Каждый ученый, конечно, знает, что халдеи претендовали на те же цифры (432), или 432 000, для своих Божественных Династий, как индусы для своей Махаюги, а именно 4 320 000. Поэтому д-р Сепп из Мюнхена взялся поддержать Кеплера и Уилфорда в их обвинении в том, что индусы заимствовали их у христиан, а халдеи — у евреев, которые, как утверждается, ожидали своего Мессию в лунном году мира 4320!!! Поскольку эти цифры, согласно древним писателям, были основаны Беросом на 120 Саросах — каждое из делений означало шесть Неросов по 600 лет каждый, составляя общую сумму 432 000 лет — они, по-видимому, должны быть окончательными, замечает Де Мирвиль (Des Esprits, iii. стр. 24). Итак, благочестивый профессор из Мюнхена взялся объяснить их правильным образом. Он утверждает, что решил загадку, показав, что «сарос, состоящий, согласно Плинию, из 222 синодических месяцев, то есть 18 лет 6/10», калькулятор естественно вернулся к цифрам, «данным Судой», который утверждал, что «120 саросов составили 2222 священнических и циклических года, что равнялось 1656 солнечным годам». (Vie de Notre Seigneur Jésus Christ, ii. стр. 417.)

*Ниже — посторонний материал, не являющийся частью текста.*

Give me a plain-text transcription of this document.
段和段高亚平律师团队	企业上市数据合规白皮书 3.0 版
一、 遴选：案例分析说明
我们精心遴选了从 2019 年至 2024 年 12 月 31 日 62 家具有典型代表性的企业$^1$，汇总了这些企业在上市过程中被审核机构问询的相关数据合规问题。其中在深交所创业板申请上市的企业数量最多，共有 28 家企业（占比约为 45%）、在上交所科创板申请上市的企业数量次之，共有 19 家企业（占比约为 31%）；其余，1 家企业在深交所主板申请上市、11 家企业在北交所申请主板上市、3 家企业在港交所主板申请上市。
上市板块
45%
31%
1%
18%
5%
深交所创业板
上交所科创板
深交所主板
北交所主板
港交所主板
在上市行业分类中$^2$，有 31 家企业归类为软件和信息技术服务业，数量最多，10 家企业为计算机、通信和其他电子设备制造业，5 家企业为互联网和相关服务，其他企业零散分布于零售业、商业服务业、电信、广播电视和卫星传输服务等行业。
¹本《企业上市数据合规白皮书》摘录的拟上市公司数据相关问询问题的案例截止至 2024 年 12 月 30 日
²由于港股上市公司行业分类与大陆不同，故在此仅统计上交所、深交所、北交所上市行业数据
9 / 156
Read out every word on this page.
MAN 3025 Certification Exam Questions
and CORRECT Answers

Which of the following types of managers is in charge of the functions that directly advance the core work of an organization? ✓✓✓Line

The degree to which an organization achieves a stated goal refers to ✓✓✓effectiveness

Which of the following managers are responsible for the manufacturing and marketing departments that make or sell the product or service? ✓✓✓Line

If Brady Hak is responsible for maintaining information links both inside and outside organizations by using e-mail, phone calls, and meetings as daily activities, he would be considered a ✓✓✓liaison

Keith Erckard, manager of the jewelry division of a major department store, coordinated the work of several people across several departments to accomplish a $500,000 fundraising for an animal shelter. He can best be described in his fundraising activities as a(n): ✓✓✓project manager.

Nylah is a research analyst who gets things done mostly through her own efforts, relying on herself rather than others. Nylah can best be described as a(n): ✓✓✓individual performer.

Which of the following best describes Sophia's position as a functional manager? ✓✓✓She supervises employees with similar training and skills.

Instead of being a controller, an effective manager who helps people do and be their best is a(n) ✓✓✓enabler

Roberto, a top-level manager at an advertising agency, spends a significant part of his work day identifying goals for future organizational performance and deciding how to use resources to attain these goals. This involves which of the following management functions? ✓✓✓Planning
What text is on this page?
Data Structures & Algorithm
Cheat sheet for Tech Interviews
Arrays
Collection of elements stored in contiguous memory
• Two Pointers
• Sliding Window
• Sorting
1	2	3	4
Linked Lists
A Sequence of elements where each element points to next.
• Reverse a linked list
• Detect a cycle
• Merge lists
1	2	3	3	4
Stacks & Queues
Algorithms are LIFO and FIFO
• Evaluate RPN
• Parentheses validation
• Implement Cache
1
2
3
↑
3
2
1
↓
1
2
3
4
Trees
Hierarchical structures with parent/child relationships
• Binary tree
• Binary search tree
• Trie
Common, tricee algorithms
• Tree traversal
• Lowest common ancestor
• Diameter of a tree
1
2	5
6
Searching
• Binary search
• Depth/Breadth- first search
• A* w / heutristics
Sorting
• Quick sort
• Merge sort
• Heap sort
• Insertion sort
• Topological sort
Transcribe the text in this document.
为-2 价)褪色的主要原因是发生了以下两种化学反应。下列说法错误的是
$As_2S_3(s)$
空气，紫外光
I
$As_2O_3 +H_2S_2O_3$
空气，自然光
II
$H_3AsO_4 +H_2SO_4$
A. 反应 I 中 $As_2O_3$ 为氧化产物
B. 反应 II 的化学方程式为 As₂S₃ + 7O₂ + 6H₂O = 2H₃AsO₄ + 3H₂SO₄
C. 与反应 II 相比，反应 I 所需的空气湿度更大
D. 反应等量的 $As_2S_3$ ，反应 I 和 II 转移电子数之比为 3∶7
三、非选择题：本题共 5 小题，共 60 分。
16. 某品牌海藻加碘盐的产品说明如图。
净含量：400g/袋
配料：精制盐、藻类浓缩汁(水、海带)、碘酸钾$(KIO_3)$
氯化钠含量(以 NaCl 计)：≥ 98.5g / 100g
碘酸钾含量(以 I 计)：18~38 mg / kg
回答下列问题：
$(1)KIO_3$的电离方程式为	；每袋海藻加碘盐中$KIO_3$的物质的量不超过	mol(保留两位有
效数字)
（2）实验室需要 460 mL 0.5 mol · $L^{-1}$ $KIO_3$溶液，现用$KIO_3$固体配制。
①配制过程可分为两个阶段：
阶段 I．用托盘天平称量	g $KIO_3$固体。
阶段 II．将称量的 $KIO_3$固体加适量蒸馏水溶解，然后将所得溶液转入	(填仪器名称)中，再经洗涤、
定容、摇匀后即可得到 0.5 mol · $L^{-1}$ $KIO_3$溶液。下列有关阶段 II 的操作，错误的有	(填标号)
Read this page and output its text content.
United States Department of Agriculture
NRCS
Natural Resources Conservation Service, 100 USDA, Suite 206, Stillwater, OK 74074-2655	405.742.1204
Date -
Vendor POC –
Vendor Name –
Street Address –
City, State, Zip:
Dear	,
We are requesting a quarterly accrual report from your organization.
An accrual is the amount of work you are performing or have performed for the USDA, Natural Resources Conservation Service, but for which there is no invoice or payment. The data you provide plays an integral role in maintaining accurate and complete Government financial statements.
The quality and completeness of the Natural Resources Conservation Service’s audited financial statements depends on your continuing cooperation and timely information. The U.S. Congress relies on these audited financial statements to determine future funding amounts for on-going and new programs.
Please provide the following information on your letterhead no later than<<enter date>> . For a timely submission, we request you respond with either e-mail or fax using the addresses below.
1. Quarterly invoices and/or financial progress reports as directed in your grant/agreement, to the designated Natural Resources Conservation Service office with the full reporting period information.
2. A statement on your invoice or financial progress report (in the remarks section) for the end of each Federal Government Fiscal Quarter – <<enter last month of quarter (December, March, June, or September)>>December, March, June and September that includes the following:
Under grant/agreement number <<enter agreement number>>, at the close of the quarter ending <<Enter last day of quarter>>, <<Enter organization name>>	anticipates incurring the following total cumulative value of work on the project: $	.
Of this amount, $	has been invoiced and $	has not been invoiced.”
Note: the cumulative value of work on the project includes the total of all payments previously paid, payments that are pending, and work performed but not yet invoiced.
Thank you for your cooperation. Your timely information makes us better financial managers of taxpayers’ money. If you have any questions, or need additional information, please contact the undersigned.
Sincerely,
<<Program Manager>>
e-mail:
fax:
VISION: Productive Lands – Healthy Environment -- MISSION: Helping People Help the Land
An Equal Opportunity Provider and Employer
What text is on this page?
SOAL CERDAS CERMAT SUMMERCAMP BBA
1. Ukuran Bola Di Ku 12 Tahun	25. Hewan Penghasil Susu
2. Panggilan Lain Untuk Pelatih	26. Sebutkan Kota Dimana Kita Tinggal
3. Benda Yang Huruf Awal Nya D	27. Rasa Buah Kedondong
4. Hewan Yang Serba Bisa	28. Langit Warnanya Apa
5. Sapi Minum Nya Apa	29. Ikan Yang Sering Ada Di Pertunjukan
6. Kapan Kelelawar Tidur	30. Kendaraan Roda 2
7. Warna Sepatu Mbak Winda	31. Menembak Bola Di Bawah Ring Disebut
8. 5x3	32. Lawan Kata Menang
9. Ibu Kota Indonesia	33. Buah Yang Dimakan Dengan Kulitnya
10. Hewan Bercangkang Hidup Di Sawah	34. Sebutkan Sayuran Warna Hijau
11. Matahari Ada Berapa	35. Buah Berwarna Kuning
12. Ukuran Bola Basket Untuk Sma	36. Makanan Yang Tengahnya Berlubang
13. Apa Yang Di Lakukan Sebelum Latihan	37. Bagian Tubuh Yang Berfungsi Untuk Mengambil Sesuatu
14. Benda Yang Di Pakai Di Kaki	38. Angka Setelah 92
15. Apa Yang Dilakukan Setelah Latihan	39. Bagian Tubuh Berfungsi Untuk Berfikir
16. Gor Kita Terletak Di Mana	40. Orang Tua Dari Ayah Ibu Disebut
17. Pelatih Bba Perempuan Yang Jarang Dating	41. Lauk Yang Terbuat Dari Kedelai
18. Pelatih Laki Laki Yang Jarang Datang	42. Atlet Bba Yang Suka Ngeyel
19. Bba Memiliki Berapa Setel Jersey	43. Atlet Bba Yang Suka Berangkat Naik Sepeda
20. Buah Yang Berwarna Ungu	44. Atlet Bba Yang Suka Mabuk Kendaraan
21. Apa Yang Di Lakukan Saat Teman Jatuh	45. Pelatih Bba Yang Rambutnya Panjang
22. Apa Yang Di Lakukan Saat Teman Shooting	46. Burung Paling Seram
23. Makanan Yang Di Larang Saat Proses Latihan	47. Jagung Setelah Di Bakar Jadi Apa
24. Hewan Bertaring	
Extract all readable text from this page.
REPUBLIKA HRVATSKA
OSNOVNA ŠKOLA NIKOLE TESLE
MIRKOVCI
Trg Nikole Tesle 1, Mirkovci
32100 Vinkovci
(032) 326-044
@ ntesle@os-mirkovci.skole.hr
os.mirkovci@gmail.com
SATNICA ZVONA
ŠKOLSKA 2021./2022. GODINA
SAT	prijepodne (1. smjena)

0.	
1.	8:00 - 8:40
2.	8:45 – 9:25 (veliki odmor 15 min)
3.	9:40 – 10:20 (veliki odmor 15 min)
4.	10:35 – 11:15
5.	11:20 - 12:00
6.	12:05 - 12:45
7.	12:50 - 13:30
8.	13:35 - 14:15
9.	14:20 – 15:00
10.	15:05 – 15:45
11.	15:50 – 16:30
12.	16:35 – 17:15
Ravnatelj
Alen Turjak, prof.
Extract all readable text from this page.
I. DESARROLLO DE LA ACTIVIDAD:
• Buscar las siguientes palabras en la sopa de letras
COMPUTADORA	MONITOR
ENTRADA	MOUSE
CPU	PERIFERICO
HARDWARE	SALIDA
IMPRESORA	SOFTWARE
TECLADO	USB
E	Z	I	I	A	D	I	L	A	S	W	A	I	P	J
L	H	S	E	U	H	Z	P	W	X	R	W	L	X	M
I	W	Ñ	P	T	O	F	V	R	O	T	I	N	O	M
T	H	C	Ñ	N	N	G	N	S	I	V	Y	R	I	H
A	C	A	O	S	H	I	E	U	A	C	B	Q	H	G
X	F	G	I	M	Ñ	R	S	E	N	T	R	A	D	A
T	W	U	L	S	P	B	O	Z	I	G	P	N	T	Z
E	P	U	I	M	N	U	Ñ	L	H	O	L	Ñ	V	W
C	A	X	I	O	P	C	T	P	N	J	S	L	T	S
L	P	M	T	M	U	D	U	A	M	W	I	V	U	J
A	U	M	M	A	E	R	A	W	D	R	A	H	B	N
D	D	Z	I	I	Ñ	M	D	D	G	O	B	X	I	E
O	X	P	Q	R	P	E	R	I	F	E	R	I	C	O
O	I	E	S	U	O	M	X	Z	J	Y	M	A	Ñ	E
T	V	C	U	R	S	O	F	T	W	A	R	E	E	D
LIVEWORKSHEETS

Но Суда ничего подобного не говорил; и даже если предположить, что он это сказал, он доказал бы мало, если вообще что-то, таким утверждением. Неросы и Саросы были тем же самым шипом в боку неинициированных древних писателей, каким является апокалиптическое 666 «Великого Зверя» для современных, и первые цифры нашли своих неудачливых Ньютонов, как и последние.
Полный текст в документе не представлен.